Exception in thread Thread-1:
Traceback (most recent call last):
  File "/mnt/work1/software/python/2.7/lib/python2.7/threading.py", line 551, in __bootstrap_inner
    self.run()
  File "/mnt/work1/users/home2/rachelc/segway/segway/run.py", line 442, in run
    self.result = self.runner.run_train_instance()
  File "/mnt/work1/users/home2/rachelc/segway/segway/run.py", line 2113, in run_train_instance
    round_index, kwargs)
  File "/mnt/work1/users/home2/rachelc/segway/segway/run.py", line 2120, in progress_train_instance
    self.run_train_round(self.instance_index, round_index, **kwargs)
  File "/mnt/work1/users/home2/rachelc/segway/segway/run.py", line 2079, in run_train_round
    restartable_jobs.wait()
  File "/mnt/work1/users/home2/rachelc/segway/segway/cluster/__init__.py", line 289, in wait
    self.process_job(jobid, job_info)
  File "/mnt/work1/users/home2/rachelc/segway/segway/cluster/__init__.py", line 244, in process_job
    (jobid, job_name, error_filename))
RuntimeError: 
Submitted Job (5700692) failed. Failed Job: emt0.0.bundle.K562_5_Track.traindir.d112e1a6280111e6b7f15254004fdc09.
For details, check error messages in /mnt/work1/users/hoffmangroup/rachelc/2016/semisupervised_tests/20160530_1458/results/20160601-1004/K562_5_Track.traindir/output/e/0/emt0.0.bundle.K562_5_Track.traindir.d112e1a6280111e6b7f15254004fdc09.
See the Troubleshooting section of the Segway documentation.
Error: Can't open file (/mnt/work1/users/hoffmangroup/rachelc/2016/semisupervised_tests/20160530_1458/results/20160601-1004/K562_5_Track.traindir/accumulators/acc.0.755.bin) for reading.
Error: Can't open file (/mnt/work1/users/hoffmangroup/rachelc/2016/semisupervised_tests/20160530_1458/results/20160601-1004/K562_5_Track.traindir/accumulators/acc.0.755.bin) for reading.

acc.0.755.bin does not exist in the accumulators folder. According to the jobs.tab, the job for the 755 window was never run, and according to the train log, it was never queued (which means minibatch did not choose it).

Current theory is that minibatch does not choose this window, but for some reason, it gets chosen when the bundling job is run, and then segway cannot find it, so errors out.

EricR86 commented 8 years ago

Original comment by Michael Hoffman (Bitbucket: hoffman, GitHub: michaelmhoffman).


EricR86 commented 8 years ago

Original comment by Rachel Chan (Bitbucket: rcwchan).

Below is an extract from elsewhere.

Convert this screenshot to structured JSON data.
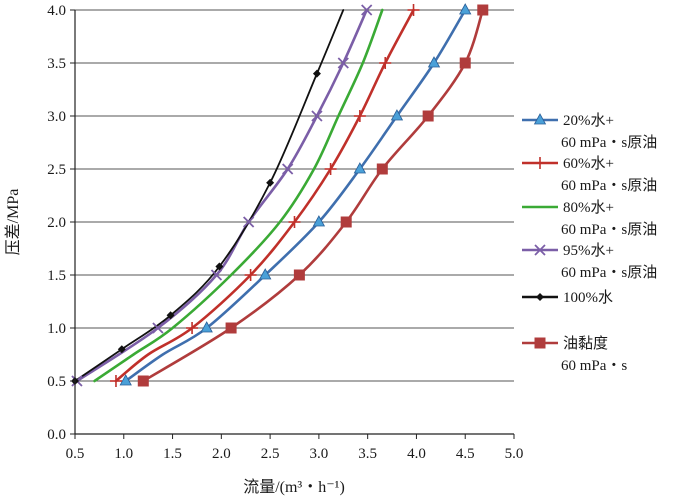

The arguments for loadAccRange are a comma separated list, and are not sorted for minibatch jobs. It looks like segway cuts off reading the list partway for some reason (despite the correct arguments being written to run.sh and details.sh). The issue is not argument length, as much longer arguments have been passed in other runs. It looks like this is causing a Range::Parse error I've been trying to solve and it's possible it's causing this error as well.

EricR86 commented 8 years ago

Original comment by Rachel Chan (Bitbucket: rcwchan).


Just confirmed that they are the same issue, as I suspected. The parameter passed to SGE is cut off partway through the list of windows. The number of numbers is not constant, but the number of characters without spaces appears to be constant, at 1024. Cutting off in the middle of the window list, say, "12,13,14", can cause either the Range::Parse error (ie, "12,13,") or this missing acc error (ie, "12,13,1" and 1 is not a valid window)

EricR86 commented 8 years ago

Original comment by Rachel Chan (Bitbucket: rcwchan).


This is caused by issue 70 (#72) and resolved in pull request #55.